La Haute Cour vient d’accorder une victoire massive à l’industrie automobile. Un million et demi d’automobilistes sont démunis. Ils n’obtiendront aucune part des 6 milliards de livres sterling qu’ils pensaient devoir.
C’est le Dieselgate 2.0. C’est fini.
Les plaignants ont intenté une action en justice. Ils ont soutenu qu’on leur avait menti. Ils ont acheté des voitures promises à être propres, pour ensuite découvrir que leurs pots d’échappement crachent des oxydes d’azote pendant la conduite. Ils ont affirmé que les fenêtres thermiques – un logiciel conçu pour empêcher la condensation de pénétrer dans les moteurs – étaient en réalité des dispositifs de triche. Astuces logicielles pour réussir les tests d’émissions.
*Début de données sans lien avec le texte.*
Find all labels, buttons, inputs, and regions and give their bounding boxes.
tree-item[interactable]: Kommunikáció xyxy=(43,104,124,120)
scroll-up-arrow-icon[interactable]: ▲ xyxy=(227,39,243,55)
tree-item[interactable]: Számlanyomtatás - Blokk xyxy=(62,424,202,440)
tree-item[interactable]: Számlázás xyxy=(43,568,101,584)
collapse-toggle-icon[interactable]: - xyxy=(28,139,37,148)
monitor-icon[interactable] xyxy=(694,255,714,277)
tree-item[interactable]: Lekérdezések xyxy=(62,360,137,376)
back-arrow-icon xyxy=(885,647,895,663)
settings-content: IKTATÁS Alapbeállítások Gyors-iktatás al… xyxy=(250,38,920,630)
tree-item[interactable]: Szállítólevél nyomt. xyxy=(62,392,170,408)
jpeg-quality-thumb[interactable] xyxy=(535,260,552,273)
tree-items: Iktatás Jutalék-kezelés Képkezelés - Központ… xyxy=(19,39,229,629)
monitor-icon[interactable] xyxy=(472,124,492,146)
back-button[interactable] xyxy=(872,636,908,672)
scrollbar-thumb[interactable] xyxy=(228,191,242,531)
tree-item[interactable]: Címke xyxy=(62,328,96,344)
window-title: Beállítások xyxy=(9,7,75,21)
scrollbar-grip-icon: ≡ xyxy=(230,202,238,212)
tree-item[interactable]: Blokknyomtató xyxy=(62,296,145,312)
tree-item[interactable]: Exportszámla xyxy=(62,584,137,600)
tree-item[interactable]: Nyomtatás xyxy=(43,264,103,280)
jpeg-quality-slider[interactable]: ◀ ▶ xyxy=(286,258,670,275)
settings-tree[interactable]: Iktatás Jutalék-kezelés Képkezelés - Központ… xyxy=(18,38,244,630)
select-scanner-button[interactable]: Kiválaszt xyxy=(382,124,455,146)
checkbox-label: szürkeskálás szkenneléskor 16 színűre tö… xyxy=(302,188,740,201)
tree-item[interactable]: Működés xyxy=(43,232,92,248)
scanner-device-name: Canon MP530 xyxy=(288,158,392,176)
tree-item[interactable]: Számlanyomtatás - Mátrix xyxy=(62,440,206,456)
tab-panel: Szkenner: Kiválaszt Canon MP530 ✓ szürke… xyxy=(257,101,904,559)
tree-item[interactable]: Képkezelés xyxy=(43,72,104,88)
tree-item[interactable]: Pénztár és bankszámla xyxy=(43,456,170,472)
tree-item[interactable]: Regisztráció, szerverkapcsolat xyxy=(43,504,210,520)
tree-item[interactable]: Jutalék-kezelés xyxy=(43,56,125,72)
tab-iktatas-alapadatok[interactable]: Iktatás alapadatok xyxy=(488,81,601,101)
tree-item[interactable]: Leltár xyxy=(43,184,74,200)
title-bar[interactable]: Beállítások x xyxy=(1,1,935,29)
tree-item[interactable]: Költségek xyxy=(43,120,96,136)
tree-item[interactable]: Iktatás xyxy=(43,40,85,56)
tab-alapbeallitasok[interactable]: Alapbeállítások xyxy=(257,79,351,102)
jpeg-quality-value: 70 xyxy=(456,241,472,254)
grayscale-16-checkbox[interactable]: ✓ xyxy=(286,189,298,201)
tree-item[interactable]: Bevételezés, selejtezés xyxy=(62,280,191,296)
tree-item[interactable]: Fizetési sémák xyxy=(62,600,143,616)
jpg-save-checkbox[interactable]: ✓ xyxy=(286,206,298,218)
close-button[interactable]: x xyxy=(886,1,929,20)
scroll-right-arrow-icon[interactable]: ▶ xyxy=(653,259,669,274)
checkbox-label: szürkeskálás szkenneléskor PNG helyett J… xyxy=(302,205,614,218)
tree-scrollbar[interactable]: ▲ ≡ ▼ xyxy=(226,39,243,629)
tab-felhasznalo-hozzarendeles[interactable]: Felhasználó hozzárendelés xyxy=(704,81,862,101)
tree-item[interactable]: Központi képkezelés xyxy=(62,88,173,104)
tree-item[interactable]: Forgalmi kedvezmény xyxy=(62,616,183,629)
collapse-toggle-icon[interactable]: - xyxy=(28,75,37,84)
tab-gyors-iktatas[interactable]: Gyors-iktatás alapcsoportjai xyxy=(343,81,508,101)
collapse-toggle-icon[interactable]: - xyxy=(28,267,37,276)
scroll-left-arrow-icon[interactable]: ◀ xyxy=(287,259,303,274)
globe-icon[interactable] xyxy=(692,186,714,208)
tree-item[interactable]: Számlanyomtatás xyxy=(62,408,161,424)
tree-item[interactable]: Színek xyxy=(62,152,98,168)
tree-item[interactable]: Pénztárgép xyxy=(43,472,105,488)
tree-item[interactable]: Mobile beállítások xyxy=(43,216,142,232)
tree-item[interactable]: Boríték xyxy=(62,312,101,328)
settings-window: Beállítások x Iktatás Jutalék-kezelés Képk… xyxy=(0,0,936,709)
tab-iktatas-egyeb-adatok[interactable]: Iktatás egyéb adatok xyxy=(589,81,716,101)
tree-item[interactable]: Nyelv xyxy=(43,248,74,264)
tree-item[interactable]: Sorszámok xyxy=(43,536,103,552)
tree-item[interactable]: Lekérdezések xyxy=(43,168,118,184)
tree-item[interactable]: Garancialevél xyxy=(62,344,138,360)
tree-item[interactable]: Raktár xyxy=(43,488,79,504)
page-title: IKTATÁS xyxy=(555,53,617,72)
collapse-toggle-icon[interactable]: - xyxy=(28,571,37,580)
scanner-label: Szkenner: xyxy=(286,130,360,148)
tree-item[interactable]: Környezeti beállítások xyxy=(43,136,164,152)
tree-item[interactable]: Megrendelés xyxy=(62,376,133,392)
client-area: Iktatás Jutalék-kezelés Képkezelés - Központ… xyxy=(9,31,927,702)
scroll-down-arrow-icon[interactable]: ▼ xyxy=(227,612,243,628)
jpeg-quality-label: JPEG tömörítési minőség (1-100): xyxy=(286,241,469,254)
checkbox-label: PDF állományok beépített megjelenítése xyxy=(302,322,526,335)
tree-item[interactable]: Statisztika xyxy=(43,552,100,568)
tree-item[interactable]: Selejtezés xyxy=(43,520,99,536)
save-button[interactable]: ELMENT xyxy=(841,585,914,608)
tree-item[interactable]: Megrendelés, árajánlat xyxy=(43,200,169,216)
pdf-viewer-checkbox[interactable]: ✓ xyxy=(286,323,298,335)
Le tribunal n’était pas d’accord.
Le juge Cockerill a examiné 20 véhicules construits entre 2012 et 2017. Elle a rejeté la plupart des allégations. Elle a fait valoir un point clair.
Toutes les stratégies d’étalonnage ou de contrôle des émissions ne constituent pas un dispositif d’invalidation.
Il y a une différence entre protéger un moteur contre les dommages et enfreindre la loi. La décision indique qu’ajuster les performances pour éviter la surchauffe n’est pas illégal. Même si cela réduit le contrôle des émissions dans le processus.
Mais attendez.
Le tribunal a reconnu certains coupables. Plus précisément, les points de consigne de température du liquide de refroidissement dans certains anciens modèles Mercedes. Et le logiciel de split-injection dans certaines voitures Peugeot-Citroën. Cela ressemblait à des tricheurs. Le juge a admis que si la définition légale du « dispositif de neutralisation » était plus stricte, beaucoup plus de logiciels auraient été invalidés.
Alors qui est fou ?
Mercedes partage son verdict. D’une part, ils ont salué le résultat général. Ils conviennent que la plupart de leurs logiciels étaient justifiés par des raisons techniques. Mais ils ne sont pas satisfaits de la réglementation en matière de température du liquide de refroidissement. Ils affirment que ce problème a de toute façon été résolu par une mise à jour logicielle 2015. Ils envisagent de faire appel.
Peugeot-Citroën, qui fait désormais partie de Stellantis, fait face à un verdict similaire, aux côtés de Nissan et Ford, qui ont échappé aux principales conclusions mais restent empêtrés dans l’histoire plus large de l’affaire.
La question de l’argent n’est pas encore morte.
Un nouveau procès démarre en octobre. Celui-ci détermine les conséquences de ces manquements spécifiques. Y a-t-il eu de réels dégâts ? Une compensation est-elle réellement due pour cette tranche limitée de propriétaires concernés ?
Personne ne le sait encore.
Le gros paiement a disparu. Le précédent est créé. Vous devez prouver l’intention. Vous devez prouver la malveillance. Pas seulement l’optimisation.
Est-il surprenant qu’ils aient perdu ? Probablement pas.
Les constructeurs automobiles dépensent des millions en avocats. Ils disposent de plusieurs dizaines d’années de données techniques pour justifier pourquoi le moteur avait besoin d’être protégé contre lui-même. Les consommateurs avaient juste une facture et un soupçon.
Le procès restant est une note technique de bas de page de l’histoire principale. Il faudra probablement un an ou deux pour régler le problème. Pendant ce temps, les 1,5 millions de demandeurs continuent leur route. De toute façon, l’air qu’ils respirent est sans doute plus propre. Les voitures électriques prennent le relais. Le débat sur le diesel est en train de disparaître, étouffé par sa propre complexité et ses frais juridiques.
Alors, où en sont les conducteurs qui ont adhéré à la promesse verte de moteurs diesel plus propres ?
Ils ont une décision qui dit qu’ils n’ont jamais vraiment été trompés. Je viens de vendre un produit qui fait exactement ce pour quoi son logiciel complexe et défensif a été programmé.